According to the New Straits Times, police are seeking to question the group over their familiarity with the function of network core switches, something the daily says is a critical piece of Malaysia’s infrastructure, as well as the Total Airport Management System (TAMS) at both KLIA and klia2.
A police report lodged over the matter by airport operator Malaysia Airports Holding Bhd (MAHB), the four were named in the network failure that saw widespread systems outages throughout the airport, including passenger check-in stations, flight information listings, baggage handling systems, Wi-Fi and credit card terminals, starting on August 21 and lasting for three days.
KLIA police have gone as far as confirming that MAHB’s IT department has indeed lodged a report with authorities on the matter.
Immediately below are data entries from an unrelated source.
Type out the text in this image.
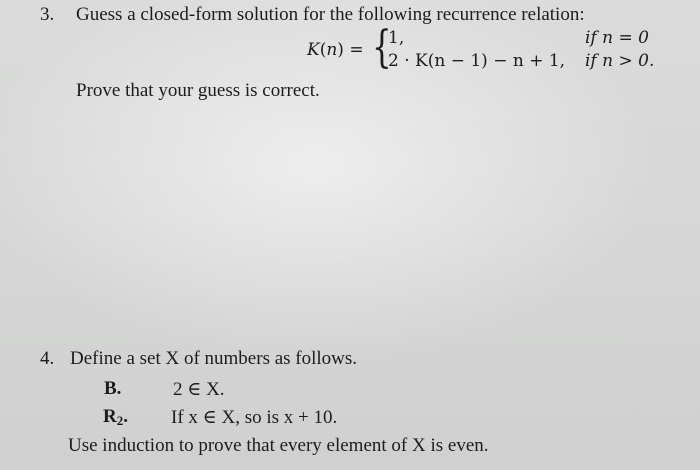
3. Guess a closed-form solution for the following recurrence relation:
K(n) = {
1,	if n = 0
2 · K(n − 1) − n + 1, if n > 0.
Prove that your guess is correct.
4. Define a set X of numbers as follows.
B.	2 ∈ X.
$R_2$. If x ∈ X, so is x + 10.
Use induction to prove that every element of X is even.
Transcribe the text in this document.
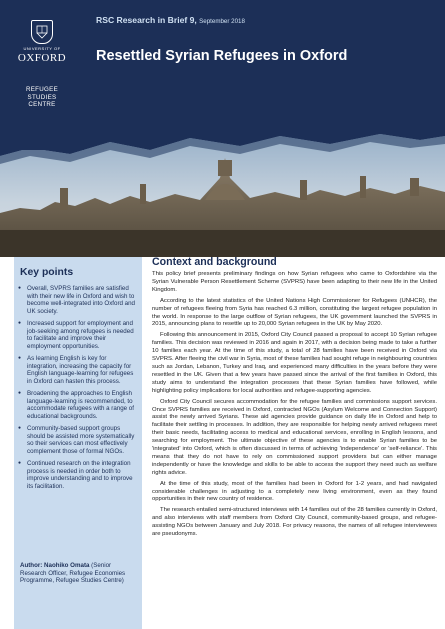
UNIVERSITY OF
OXFORD
REFUGEE
STUDIES
CENTRE
RSC Research in Brief 9, September 2018
Resettled Syrian Refugees in Oxford
Key points
● Overall, SVPRS families are satisfied with their new life in Oxford and wish to become well-integrated into Oxford and UK society.
● Increased support for employment and job-seeking among refugees is needed to facilitate and improve their employment opportunities.
● As learning English is key for integration, increasing the capacity for English language-learning for refugees in Oxford can hasten this process.
● Broadening the approaches to English language-learning is recommended, to accommodate refugees with a range of educational backgrounds.
● Community-based support groups should be assisted more systematically so their services can most effectively complement those of formal NGOs.
● Continued research on the integration process is needed in order both to improve understanding and to improve its facilitation.
Author: Naohiko Omata (Senior Research Officer, Refugee Economies Programme, Refugee Studies Centre)
Context and background

This policy brief presents preliminary findings on how Syrian refugees who came to Oxfordshire via the Syrian Vulnerable Person Resettlement Scheme (SVPRS) have been adapting to their new life in the United Kingdom.

According to the latest statistics of the United Nations High Commissioner for Refugees (UNHCR), the number of refugees fleeing from Syria has reached 6.3 million, constituting the largest refugee population in the world. In response to the large outflow of Syrian refugees, the UK government launched the SVPRS in 2015, announcing plans to resettle up to 20,000 Syrian refugees in the UK by May 2020.

Following this announcement in 2015, Oxford City Council passed a proposal to accept 10 Syrian refugee families. This decision was reviewed in 2016 and again in 2017, with a decision being made to take a further 10 families each year. At the time of this study, a total of 28 families have been received in Oxford via SVPRS. After fleeing the civil war in Syria, most of these families had sought refuge in neighbouring countries such as Jordan, Lebanon, Turkey and Iraq, and experienced many difficulties in the years before they were resettled in the UK. Given that a few years have passed since the arrival of the first families in Oxford, this study aims to understand the integration processes that these Syrian families have followed, while highlighting policy implications for local authorities and refugee-supporting agencies.

Oxford City Council secures accommodation for the refugee families and commissions support services. Once SVPRS families are received in Oxford, contracted NGOs (Asylum Welcome and Connection Support) assist the newly arrived Syrians. These aid agencies provide guidance on daily life in Oxford and help to facilitate their settling in processes. In addition, they are responsible for helping newly arrived refugees meet their basic needs, facilitating access to medical and educational services, enrolling in English lessons, and searching for employment. The ultimate objective of these agencies is to enable Syrian families to be 'integrated' into Oxford, which is often discussed in terms of achieving 'independence' or 'self-reliance'. This means that they do not have to rely on commissioned support providers but can either manage independently or have the knowledge and skills to be able to access the support they need such as welfare rights advice.

At the time of this study, most of the families had been in Oxford for 1-2 years, and had navigated considerable challenges in adjusting to a completely new living environment, even as they found opportunities in their new country of residence.

The research entailed semi-structured interviews with 14 families out of the 28 families currently in Oxford, and also interviews with staff members from Oxford City Council, community-based groups, and refugee-assisting NGOs between January and July 2018. For privacy reasons, the names of all refugee interviewees are pseudonyms.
The incident would be investigated under Section 427 of the Penal Code, pertaining to causing damage via mischief.
While Transport Minister Anthony Loke has jumped ahead of rumors, asking that the wider public cease speculating on the nature of the systems failure, a report in local media over the weekend suggested that the incident could have been due to a cyberattack.
Loke has doubled down, saying that such theories were premature in the investigation into the incident. Meanwhile, MAHB management has not ruled out that the it was “an act with malicious intent.”
Transport Ministry officials have formed their own committee to investigate the incident, and hope to draw conclusions that would prevent this happening again in the future.